Some clad in snowsuits and gloves, others wearing shorts and tennis shoes, the kids took turns riding sleds or plastic garbage can tops down a short run made with 20 tons of shaved ice.

"I've never heard of any preschool doing anything like this," said parent Gretchen Hall of Moorpark, brushing artificial snow out of her hair deposited there by an impish 4-year-old Brett Hall. "It's her first time in the snow."

Nearby, 3-year-old John Rendon of Thousand Oaks stood atop the white hill wearing shorts and sneakers, holding his round sled.

"He wouldn't put these on," said his mother, Francie, holding up a pair of snow boots. "Didn't want his snow pants either."

Monday's and Tuesday's playtime in the snow, for which the school paid a discounted rate of $100 per ton, is an example of the philosophy of teaching used at Horizon Hills Parenting Center, said Eilene Green, a teacher and center coordinator.

"We passionately believe it has to be in the hand before it gets into the head," she said. "Now, when we talk about a snowman, they'll know what that means."

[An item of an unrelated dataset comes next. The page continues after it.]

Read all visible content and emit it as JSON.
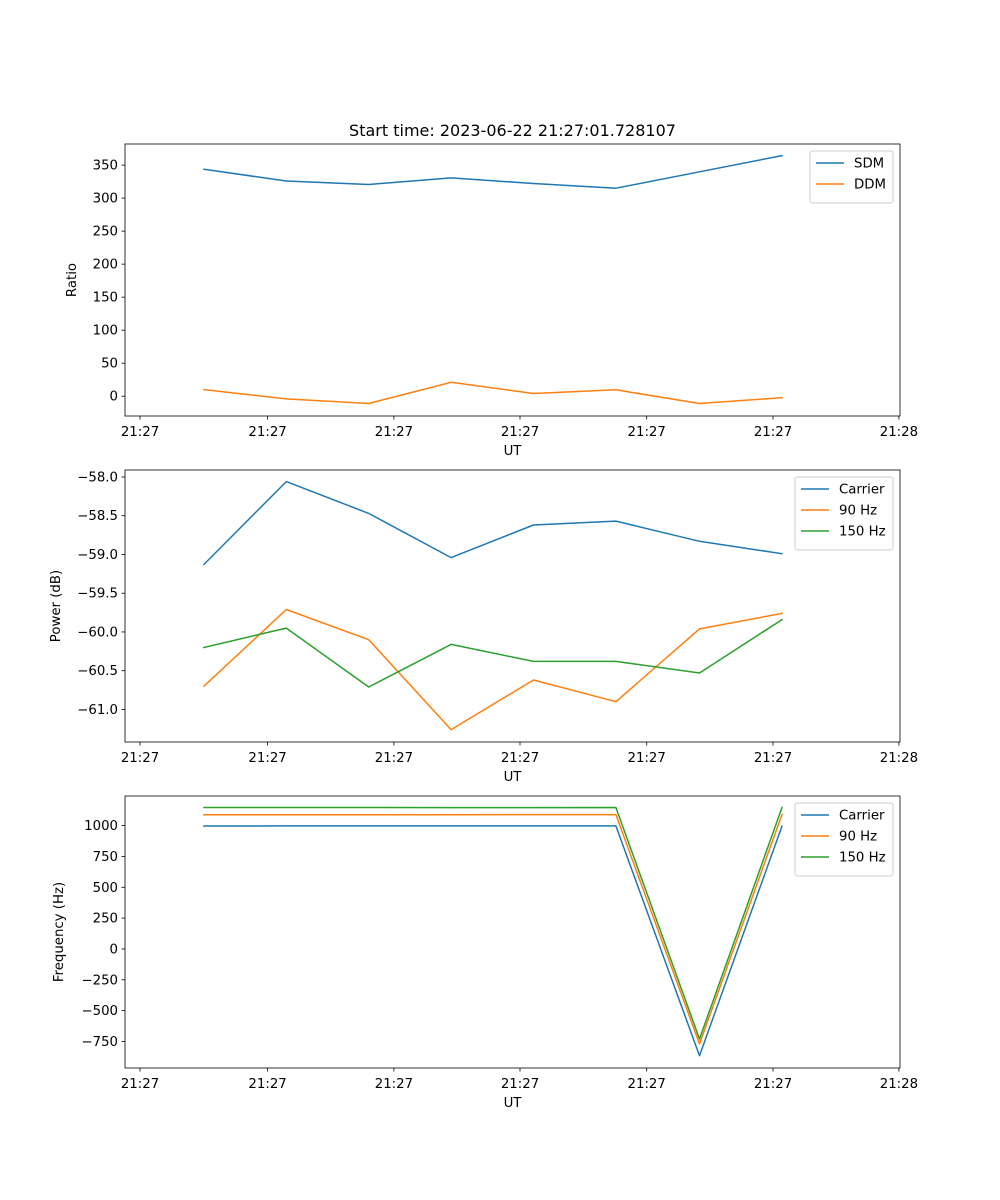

That philosophy holds true for both the children and the parents, who are the real students at Horizon Hills. The program is offered through the Conejo Valley Adult School to teach parenting skills. Of course, the preschool also teaches the children as well.

"We find that the parents are so committed to being involved with their children's education that they stay involved through junior and senior high school as well," said Twila Cook, a spokeswoman for the adult school.

Nearby, John Delaney, 3, was being comforted by his mother, Therese. Although he hit the hill earlier that morning, it wouldn't be his turn to get back on for another two hours.

"God bless 'em," said his mother. "They've been waiting and waiting and waiting for today."